When Republicans were completely shut out of power a few years ago, they railed against the absurd policies of Pelosi and Reid and the out of control spending proposed by Obama. The Tea Party rallied to the cause of freedom and limited government, and helped elect a Republican majority to the House just two years after they were relegated to the ash heap of history.
Upon assumption of power, conservatives and tea partiers turned to the new Republican majority in anticipation that they would pull the trigger on the pledges that they so stridently pronounced during the campaign season. At that point many leaders within the party looked at us as if we were from Mars. They impugned our motives, marginalized us, and referred to us as “extremist” “purists” and “intransigent.” We were subjected to all sorts of ridicule and contumely: “You would have opposed Reagan too.” You’re not team players.” “You’re going to call him a RINO too?”
In reality, all we wanted from Republicans was consistency; a commitment to continue fighting alongside us against the Democrats’ socialist agenda – an agenda Republicans so emphatically condemned during the elections. Instead, we got results that were antithetical to the agenda and the pledge that buoyed them into office in the first place.
While they talked incessantly about the unsustainable Obama debt, Republicans agreed to grant Obama another $2.1 trillion in debt issuance for nothing. As a result, we are now on pace to incur the largest amount of debt ever amassed over a 12-month period. We’ve already racked up over $1.1 trillion in additional debt in less than 7 months since the debt ceiling was raised.

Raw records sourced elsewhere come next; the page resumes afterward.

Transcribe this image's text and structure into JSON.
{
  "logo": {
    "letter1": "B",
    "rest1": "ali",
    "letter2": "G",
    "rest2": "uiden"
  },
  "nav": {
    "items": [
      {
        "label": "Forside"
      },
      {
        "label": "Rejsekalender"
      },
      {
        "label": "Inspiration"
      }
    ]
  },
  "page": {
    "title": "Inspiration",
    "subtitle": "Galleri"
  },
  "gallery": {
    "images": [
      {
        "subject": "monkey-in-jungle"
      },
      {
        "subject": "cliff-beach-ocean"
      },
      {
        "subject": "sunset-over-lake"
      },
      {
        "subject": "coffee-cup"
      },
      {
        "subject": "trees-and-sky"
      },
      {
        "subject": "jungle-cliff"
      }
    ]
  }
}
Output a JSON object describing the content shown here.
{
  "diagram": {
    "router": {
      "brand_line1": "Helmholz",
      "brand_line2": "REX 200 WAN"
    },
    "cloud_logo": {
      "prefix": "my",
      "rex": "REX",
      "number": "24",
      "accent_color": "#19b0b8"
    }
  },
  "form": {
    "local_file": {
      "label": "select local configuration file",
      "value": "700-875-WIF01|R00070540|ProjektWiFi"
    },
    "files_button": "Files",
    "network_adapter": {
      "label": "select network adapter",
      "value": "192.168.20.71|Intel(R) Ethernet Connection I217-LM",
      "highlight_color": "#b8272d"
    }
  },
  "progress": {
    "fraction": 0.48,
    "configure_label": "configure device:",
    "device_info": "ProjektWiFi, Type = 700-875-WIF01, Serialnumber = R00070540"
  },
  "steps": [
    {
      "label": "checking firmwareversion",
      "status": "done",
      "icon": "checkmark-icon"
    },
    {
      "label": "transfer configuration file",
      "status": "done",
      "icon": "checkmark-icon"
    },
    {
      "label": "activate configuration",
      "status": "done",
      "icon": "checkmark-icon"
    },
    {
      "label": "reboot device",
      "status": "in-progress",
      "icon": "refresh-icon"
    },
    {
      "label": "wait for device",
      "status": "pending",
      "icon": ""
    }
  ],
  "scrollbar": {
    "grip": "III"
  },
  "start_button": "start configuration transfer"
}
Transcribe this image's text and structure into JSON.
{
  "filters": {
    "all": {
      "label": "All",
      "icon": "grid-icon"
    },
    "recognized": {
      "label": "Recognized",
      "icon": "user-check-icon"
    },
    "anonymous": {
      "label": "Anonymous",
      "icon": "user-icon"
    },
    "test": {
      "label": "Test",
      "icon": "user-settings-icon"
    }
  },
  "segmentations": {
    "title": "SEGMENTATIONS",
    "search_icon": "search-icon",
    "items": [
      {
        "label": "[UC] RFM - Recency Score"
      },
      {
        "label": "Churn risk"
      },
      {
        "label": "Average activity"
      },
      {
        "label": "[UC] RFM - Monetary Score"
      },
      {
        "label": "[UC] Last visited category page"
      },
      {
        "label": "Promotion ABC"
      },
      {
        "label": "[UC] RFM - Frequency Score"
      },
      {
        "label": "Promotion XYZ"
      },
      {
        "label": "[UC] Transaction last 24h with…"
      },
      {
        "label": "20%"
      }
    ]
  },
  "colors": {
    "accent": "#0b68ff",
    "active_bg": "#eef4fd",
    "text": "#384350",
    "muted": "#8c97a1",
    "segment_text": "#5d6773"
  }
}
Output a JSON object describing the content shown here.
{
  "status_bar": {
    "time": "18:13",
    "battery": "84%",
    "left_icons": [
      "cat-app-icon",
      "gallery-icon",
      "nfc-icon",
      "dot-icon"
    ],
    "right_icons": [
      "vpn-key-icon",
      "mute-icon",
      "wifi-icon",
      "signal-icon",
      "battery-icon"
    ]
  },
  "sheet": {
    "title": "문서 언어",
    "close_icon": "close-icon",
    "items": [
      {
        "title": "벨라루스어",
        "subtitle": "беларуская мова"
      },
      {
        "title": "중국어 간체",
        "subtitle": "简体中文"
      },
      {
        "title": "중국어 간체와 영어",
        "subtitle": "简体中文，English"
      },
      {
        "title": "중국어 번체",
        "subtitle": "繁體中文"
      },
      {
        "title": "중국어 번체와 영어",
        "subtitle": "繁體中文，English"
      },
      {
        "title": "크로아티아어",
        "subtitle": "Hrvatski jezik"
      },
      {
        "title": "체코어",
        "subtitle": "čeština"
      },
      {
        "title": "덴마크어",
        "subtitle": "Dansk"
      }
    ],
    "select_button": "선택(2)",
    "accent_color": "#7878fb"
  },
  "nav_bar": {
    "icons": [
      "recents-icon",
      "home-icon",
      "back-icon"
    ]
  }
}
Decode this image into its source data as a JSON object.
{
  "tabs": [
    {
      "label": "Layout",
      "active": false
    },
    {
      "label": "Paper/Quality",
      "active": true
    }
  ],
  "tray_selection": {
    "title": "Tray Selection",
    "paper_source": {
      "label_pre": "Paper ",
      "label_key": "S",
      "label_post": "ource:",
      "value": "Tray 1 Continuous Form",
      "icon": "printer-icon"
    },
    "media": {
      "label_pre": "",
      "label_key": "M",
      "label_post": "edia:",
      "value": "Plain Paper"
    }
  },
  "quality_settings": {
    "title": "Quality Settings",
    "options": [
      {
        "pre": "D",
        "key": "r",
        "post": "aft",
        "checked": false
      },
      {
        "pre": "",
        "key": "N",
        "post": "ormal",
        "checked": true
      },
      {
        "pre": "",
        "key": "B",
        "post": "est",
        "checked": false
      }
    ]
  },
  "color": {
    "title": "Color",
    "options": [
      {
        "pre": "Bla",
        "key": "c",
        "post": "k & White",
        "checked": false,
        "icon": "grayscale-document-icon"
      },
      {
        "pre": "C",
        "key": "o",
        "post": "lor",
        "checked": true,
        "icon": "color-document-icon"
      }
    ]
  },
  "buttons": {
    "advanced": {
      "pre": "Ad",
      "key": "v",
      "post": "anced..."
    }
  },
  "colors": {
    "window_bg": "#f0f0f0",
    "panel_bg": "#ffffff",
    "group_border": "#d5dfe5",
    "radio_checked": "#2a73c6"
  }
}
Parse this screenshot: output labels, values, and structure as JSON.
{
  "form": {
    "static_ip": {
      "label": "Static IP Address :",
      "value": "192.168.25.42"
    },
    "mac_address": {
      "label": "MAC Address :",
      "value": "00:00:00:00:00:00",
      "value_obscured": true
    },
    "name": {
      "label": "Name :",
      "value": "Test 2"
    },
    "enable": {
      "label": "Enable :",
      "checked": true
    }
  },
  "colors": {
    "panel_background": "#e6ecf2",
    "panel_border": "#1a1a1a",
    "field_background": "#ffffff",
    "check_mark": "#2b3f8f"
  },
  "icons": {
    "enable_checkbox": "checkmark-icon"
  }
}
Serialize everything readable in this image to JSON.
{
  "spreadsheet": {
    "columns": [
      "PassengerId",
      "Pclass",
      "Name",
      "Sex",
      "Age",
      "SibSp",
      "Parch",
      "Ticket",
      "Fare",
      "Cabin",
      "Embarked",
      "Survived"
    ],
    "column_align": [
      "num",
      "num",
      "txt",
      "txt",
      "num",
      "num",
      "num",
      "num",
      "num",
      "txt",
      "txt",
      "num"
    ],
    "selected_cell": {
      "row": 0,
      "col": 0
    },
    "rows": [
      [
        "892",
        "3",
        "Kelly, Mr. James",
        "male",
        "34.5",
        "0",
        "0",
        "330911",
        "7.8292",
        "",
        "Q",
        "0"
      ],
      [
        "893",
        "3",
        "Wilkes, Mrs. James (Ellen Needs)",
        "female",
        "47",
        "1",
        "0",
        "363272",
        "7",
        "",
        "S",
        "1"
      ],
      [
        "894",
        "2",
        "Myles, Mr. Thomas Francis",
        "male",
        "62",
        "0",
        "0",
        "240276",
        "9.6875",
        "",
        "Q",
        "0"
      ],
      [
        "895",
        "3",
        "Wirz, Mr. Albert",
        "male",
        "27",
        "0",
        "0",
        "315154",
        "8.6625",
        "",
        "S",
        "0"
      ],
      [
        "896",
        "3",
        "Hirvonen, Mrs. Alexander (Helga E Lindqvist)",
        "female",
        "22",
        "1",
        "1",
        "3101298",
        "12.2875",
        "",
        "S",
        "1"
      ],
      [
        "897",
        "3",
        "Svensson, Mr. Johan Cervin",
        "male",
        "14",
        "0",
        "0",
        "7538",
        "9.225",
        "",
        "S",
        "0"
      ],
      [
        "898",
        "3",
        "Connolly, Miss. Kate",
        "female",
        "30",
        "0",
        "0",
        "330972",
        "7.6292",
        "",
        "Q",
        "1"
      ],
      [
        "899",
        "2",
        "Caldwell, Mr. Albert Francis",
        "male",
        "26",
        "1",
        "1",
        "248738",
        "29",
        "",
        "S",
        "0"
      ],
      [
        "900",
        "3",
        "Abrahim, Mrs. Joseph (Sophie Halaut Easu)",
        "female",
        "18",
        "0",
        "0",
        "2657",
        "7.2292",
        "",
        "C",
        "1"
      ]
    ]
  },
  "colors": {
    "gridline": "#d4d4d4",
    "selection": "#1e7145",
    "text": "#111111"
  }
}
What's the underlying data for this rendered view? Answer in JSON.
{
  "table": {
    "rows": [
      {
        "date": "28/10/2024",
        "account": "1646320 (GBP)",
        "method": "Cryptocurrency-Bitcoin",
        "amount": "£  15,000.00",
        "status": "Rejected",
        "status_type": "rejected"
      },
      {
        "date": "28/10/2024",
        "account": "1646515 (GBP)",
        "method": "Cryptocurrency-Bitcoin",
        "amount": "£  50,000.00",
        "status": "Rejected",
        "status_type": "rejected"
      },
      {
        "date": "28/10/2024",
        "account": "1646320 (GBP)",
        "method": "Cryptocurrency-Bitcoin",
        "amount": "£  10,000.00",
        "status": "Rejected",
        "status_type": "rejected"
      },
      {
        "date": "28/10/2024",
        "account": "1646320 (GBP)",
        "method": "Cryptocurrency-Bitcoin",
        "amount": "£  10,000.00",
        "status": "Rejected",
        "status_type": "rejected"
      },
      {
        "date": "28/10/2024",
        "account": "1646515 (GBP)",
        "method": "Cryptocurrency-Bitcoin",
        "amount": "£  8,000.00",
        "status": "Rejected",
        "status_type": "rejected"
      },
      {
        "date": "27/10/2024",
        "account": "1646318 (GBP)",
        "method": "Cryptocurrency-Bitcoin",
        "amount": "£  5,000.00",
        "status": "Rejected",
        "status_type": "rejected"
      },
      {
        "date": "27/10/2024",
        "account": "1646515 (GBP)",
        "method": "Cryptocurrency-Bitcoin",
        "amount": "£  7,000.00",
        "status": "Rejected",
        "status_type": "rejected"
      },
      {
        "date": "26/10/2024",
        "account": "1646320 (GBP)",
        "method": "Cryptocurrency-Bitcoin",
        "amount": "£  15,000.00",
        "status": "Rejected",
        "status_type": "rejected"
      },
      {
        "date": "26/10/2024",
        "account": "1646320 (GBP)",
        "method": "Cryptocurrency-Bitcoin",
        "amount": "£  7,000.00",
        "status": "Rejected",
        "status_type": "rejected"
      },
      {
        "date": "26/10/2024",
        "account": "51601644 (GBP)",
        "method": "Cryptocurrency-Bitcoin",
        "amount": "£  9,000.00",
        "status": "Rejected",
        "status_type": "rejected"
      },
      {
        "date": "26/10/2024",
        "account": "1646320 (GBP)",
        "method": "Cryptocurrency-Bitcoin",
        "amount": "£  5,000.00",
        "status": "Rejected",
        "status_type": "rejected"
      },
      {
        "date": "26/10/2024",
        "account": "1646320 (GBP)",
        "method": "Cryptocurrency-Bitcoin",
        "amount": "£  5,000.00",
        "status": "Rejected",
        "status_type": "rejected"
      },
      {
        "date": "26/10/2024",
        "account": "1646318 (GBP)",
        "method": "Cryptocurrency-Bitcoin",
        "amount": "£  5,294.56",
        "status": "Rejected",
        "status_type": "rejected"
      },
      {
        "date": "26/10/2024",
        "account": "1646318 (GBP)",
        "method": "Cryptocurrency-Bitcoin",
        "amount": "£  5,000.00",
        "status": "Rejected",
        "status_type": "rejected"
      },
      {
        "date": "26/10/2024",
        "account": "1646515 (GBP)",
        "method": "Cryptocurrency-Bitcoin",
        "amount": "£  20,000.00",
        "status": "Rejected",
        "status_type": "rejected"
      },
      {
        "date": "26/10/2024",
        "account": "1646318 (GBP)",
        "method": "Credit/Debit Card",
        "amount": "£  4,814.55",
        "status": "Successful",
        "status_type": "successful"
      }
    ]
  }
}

During the elections, Republicans mocked Democrats for their failed stimulus and bailout programs, yet they support a highway bill that is being advertised as a Keynesian jobs stimulus, and that will require a massive general fund bailout.
They rebuked the Democrats for passing 1000-page omnibus bills without ever reading them, yet they did just that when they jettisoned the Ryan budget in favor of Harry Reid’s minibus and megabus bills, even though they weren’t posted online for 72 hours.
They warned the American people at every turn that if Obamacare is implemented, our economy and healthcare system will suffer irreversible damage. Yet, when presented with the only opportunity to ensure that the program is thwarted (we can’t rely on the Supreme Court or taking back the White House and Senate), Republicans cowered and passed several budget bills funding Obamacare.
They mocked Obama for picking winners and losers in the market and for his “Solyndra economy,” yet many of them support subsidies for ethanol, Boone Pickens/Soros natural gas cars, and Big Wind. Don’t even start with the Import-Export Bank.
Throughout the elections, Republicans laughed at the idea of super long-term unemployment benefits, yet they agreed to extend them.
As conservatives, we merely want Republicans to remain consistent, and not support things that they opposed during the elections. We are not looking for purity; we are looking for consistency. Unfortunately, they view us as mere pawns in their plans to assume power for power’s sake. They want us to join them in feigning outrage over big government during the elections, but then they eschew our principles after the elections in order to keep cheering the red team. Well, we’ve had it with the red vs. blue game. We’re not going to sit on the sidelines and reelect members for 30 years just because they are incumbent Republicans.
On the surface, it is quite perplexing why Obama is not condemned to inevitable defeat, given the state of the economy and the extremist bent of his policies. Additionally, Republicans should be a shoo-in to win back the Senate, possibly with a supermajority, given the political climate and the one-sided nature of the Senate election map this year. Yet, Republicans are struggling to eke out enough wins for a simple majority.
However, in reality, the political landscape is no enigma. Republicans are not offering a bold contrast to Obama on most issues. They are muddling their message by supporting their own forms of stimulus, bailouts, and corporate welfare. Voters see Republicans advancing the same budgets, the same debt, the same policies; albeit, with less alacrity.
The American people will always choose the more definitive path; they will ignore the pale pastels amidst the bold colors.
All we ask for is some consistency and a bold contrast from the party we are all supposed to be fighting. If that is too much to ask for, we will find new members in the primaries.